Presently in the U.S., inflation is very low and some fear that deflation could be near by. The Federal Reserve is keeping interest rates low by maintaining the fed funds rate in the 0.00 to 0.25% range. They are also buying mortgage securities, which helps to force longer-term rates down. The intent of these low rates is to encourage the economy to recover.

When investors look at the inflation rate for a country, they must consider the current rate as well as the future rate. After all, they want to be sure to account for any changes in the rate of inflation, as it will affect their investment. If inflation is more likely to rise in the next several years, then investors will look for higher interest rates to protect their investment. If longer-term rates do not adequately cover their inflation expectations plus a return on their money, capital is likely to flow out of the country, forcing currency rates to fall. Since the Federal Reserve is working hard to keep interest rates low, it is by default encouraging those investors who fear inflation in the future to move their capital out of the U.S., causing dollar devaluation. When capital flows out of a country, the value of the currency tends to fall. As long as inflation expectations give investors a very low real return on their investment along the yield curve, we should expect U.S. dollar devaluation. This is especially true if capital can find a more attractive place to go.

Spending Deficits

The U.S. is running a very large deficit that is approximately 40% of the total expenditures of the government. To fund this deficit the government sells bonds to whoever will buy them. Many of the buyers are foreign banks and governments. When these bonds are sold, it acts as a capital inflow to the U.S. that should encourage the dollar to rise. Currency traders realize that this money is not a capital investment; rather it is a loan to cover expenses. It is not being invested into any form that will generate money that can be used to pay back the loan. This raises the prospect that the money may never be paid back. If there is a default then the money is a loss. In these cases, it puts more downward pressure on the dollar. As the deficits grow, currency traders become increasingly concerned that their money is more at risk.

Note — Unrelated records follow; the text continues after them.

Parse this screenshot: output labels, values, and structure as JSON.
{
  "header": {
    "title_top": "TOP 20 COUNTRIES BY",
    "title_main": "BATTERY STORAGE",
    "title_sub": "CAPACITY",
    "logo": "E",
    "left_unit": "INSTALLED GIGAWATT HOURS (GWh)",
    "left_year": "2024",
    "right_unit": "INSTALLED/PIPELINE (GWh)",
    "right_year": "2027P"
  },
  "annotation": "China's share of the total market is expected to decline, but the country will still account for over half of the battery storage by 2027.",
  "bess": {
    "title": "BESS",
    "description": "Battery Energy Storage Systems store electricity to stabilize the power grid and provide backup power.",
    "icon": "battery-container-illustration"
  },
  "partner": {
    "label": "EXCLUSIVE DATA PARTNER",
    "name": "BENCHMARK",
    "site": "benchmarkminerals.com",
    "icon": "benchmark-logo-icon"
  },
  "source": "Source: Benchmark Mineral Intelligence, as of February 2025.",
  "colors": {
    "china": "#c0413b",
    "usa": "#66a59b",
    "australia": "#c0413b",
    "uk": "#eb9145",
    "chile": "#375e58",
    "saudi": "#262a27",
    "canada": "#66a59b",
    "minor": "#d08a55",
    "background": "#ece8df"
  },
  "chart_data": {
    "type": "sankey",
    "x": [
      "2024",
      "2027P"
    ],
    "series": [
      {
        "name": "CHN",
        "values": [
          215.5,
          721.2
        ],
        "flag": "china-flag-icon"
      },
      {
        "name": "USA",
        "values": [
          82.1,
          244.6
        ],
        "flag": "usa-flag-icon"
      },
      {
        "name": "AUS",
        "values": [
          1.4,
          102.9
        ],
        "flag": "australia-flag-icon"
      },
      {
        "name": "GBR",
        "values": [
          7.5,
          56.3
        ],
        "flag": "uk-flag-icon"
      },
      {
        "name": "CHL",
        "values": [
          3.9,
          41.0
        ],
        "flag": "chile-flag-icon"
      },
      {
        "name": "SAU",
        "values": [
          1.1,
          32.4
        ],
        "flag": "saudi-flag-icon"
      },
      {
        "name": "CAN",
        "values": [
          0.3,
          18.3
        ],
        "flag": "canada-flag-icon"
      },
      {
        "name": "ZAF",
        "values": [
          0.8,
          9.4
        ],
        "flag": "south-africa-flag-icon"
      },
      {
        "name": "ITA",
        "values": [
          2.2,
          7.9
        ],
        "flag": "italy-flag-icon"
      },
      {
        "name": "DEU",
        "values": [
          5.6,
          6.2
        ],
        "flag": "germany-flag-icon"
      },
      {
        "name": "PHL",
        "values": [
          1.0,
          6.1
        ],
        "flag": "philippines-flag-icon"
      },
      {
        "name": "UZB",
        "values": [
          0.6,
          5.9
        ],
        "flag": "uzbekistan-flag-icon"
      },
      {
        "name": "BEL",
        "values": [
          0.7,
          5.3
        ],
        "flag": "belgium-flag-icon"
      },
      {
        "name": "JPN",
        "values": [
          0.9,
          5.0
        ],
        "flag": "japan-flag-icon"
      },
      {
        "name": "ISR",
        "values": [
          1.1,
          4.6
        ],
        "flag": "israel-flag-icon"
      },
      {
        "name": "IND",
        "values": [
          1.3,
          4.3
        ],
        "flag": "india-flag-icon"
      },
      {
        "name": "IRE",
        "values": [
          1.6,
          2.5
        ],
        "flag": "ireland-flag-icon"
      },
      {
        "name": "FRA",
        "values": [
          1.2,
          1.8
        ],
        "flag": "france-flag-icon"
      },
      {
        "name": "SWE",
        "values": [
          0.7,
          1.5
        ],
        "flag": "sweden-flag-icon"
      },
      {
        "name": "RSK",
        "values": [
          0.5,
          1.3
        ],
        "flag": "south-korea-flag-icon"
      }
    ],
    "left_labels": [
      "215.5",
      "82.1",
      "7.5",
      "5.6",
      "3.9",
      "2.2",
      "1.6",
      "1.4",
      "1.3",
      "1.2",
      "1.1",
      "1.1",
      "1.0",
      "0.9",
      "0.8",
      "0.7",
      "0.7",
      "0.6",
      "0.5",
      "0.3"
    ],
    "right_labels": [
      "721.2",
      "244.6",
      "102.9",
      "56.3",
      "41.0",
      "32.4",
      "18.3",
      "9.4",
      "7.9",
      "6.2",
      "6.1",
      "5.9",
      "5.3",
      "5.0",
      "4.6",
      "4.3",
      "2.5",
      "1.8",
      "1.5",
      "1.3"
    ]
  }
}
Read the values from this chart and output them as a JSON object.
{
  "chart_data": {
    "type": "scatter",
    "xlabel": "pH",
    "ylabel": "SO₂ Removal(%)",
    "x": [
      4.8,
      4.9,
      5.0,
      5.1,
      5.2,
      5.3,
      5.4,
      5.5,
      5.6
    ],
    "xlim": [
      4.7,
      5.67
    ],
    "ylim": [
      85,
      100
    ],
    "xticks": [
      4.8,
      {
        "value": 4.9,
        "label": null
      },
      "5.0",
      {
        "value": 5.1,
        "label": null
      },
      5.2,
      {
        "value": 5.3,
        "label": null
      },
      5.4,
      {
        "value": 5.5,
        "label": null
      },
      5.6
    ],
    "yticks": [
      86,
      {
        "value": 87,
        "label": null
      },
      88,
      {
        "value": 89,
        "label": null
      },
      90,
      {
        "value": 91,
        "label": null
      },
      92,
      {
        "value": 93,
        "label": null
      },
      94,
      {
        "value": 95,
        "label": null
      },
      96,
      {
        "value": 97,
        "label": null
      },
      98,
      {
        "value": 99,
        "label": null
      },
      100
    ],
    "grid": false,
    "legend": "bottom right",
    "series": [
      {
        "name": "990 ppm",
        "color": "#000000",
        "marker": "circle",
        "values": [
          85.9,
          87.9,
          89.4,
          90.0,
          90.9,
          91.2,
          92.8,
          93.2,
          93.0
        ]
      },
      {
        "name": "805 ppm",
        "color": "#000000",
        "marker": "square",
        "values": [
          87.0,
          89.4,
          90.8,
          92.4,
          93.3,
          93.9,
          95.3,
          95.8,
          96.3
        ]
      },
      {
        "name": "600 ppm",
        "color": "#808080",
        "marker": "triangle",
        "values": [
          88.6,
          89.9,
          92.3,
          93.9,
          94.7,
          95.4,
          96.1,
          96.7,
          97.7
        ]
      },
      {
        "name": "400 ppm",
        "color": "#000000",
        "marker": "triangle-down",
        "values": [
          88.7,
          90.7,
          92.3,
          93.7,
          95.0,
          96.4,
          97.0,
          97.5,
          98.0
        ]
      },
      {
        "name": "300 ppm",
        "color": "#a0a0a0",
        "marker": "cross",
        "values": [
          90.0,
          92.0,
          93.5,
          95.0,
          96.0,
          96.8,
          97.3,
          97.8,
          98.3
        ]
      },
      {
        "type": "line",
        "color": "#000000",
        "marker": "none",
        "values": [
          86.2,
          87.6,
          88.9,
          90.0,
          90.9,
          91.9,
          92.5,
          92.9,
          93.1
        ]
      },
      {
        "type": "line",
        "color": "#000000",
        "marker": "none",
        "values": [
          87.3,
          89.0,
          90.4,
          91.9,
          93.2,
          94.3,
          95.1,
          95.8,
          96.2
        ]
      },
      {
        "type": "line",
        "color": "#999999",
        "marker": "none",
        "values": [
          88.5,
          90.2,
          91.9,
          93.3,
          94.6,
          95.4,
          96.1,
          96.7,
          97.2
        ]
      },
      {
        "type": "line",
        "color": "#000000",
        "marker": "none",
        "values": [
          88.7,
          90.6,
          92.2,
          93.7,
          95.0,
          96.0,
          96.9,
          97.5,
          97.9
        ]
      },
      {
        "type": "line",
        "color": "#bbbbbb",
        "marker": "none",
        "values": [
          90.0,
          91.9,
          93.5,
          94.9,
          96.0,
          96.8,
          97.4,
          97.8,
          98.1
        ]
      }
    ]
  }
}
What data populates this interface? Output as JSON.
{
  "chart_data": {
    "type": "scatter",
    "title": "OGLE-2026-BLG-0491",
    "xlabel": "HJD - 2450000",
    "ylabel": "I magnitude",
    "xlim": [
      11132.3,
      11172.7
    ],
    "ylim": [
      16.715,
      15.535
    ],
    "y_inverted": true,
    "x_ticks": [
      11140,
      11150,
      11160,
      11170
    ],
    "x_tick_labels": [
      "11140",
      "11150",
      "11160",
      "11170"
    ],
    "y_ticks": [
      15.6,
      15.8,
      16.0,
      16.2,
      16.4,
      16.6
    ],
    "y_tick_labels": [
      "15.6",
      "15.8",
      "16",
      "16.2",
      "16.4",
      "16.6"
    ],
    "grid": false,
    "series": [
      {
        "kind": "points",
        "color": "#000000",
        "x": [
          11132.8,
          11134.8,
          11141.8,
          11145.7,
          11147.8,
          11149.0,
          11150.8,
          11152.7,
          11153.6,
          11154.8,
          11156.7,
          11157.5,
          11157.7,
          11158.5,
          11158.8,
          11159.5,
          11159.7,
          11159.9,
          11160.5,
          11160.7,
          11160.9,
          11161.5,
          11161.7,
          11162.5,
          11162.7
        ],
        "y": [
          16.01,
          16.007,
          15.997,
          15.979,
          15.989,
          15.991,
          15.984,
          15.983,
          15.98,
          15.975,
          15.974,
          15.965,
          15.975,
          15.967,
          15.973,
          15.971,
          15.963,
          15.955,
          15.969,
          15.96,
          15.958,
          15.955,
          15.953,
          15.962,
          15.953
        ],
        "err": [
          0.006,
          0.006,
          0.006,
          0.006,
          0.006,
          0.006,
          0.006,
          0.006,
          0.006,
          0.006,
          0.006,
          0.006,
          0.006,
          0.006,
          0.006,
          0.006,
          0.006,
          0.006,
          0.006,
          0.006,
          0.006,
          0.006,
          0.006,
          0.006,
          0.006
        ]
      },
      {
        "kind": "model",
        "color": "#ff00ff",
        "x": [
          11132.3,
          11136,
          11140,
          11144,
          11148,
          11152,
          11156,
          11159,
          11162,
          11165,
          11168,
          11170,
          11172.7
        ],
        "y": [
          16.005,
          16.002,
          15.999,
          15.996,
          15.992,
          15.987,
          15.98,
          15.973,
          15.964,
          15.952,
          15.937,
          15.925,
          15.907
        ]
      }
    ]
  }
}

This forces the dollar devaluation.

Trade Balance

Another important factor in the value of a currency is the status of the trade balance. Countries that have a positive trade balance where exports exceed imports, see capital flow into their economy. This capital inflow encourages the value of the currency to rise, raising the cost of exports, and lowering the cost of imports. In theory if all other things are equal, this will tend to stabilize the trade balance.

For countries that experience a trade deficit, like the U.S., capital flows out of the country. This outflow puts downward pressure on the currency as a balancing mechanism.

When the prices of oil, copper, gold and other commodities rise, they tend to take with them the currency of the country exporting the material. As demand for commodities, increases it tends to raise the value of currencies of commodity-producing countries. Rising prices of commodities help the commodity-rich nations to experience falling trade deficits and might even lead to positive trade accounts, as long as they manage their imports. Currencies of commodity exporters fall when commodity prices fall. The reverse holds for commodity importers.

A negative trade balance encourages U.S. dollar devaluation as capital flows out of the country. As long as the U.S. imports more than it exports, the negative trade balance will compel the U.S. dollar devaluation.

The Bottom Line

As a global economic trend, the U.S. dollar devaluation is a balancing mechanism that tries to offset negative fundamental factors. The U.S. dollar is reflecting the negative consequences of low interest rates relative to the potential for inflation, serious government spending deficits and a large trade deficit. Each on their own put downward pressure on the dollar. All three together will encourage the dollar devaluation. The fundamentals of the dollar will force it to fall further despite what the politicians say.